The Aviator was as much about Howard Hughes’ descent into germophobe isolation as it was about his industrialist genius. Shutter Island and Cape Fear are both twisted fantasias about obsession, violence, and self-knowledge. Taxi Driver and Raging Bull are fundamentally stories about emotionally isolated men who fail to connect with those around them, and the violent consequences of that failure. Taxi Driver famously ends with its protagonist going on a murder spree in order to liberate a young prostitute, and The King of Comedy, which tracks a deranged autograph fanatic’s growing and dangerous obsession with a famous comedian, follows a similar thematic trajectory as the main character eventually kidnaps the comedian.
Even in films about people who are nominally embedded in some tightly knit social group, trust is always a struggle. Casino and Goodfellas show how criminal businesses that operate like families eventually fall apart as trust breaks down between individuals.
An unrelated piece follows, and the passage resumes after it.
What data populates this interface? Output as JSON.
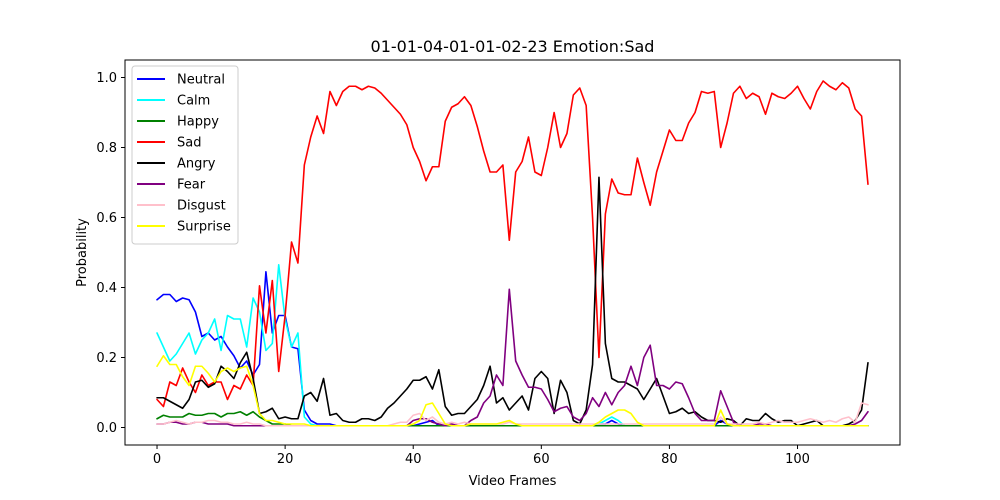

And while The Wolf of Wall Street is about a group of schemers who make a killing on sketchy financial schemes, in the end it totally isolates its central sleazy financial baron played by Leonardo Di Caprio.
These aren’t just stories about violence and distrust; they are stories about the decay of a social fabric, in which isolation explodes in unpredictable ways. Scorsese’s characters are always trying to reach out to engage with something or someone beyond themselves, and facing rejection, reacting by making drastic and anti-social choices that destroy their own worlds.
You can see these ideas at play in many of Scorsese’s most famous scenes. The drama from the “funny how” bit in Goodfellas stems from an uncertainty about whether Joe Pesci’s character — a gangster known for violent outbursts — is kidding or whether he is enraged. Even within the pack, they can never really know each other. In Taxi Driver, when Robert De Niro’s Travis Bickle stares at himself in the mirror muttering, “You talkin’ to me? Cause there’s no one else here,” it’s a powerful dramatization not only of social isolation, but of self-interrogation. Like Rodrigues in Silence, Bickle is a man whose identity is uncertain even to himself.
Scorsese’s ability to not only portray that feeling in his characters but to convey it to the audience — to make you, the viewer, feel as isolated and uncertain as the character — is one of the reasons why he has been so successful, and why his movies have had such staying power. His movies can be deeply unsettling, but in an important way they are also reassuring. That’s because they capture loneliness and alienation in ways that reflect deep emotional truths. By reflecting a deep sense of individual isolation so well, he allows those who might feel that way to know that they are not alone. Which means that ultimately his powerful portrayal of disconnection is why his movies so frequently connect.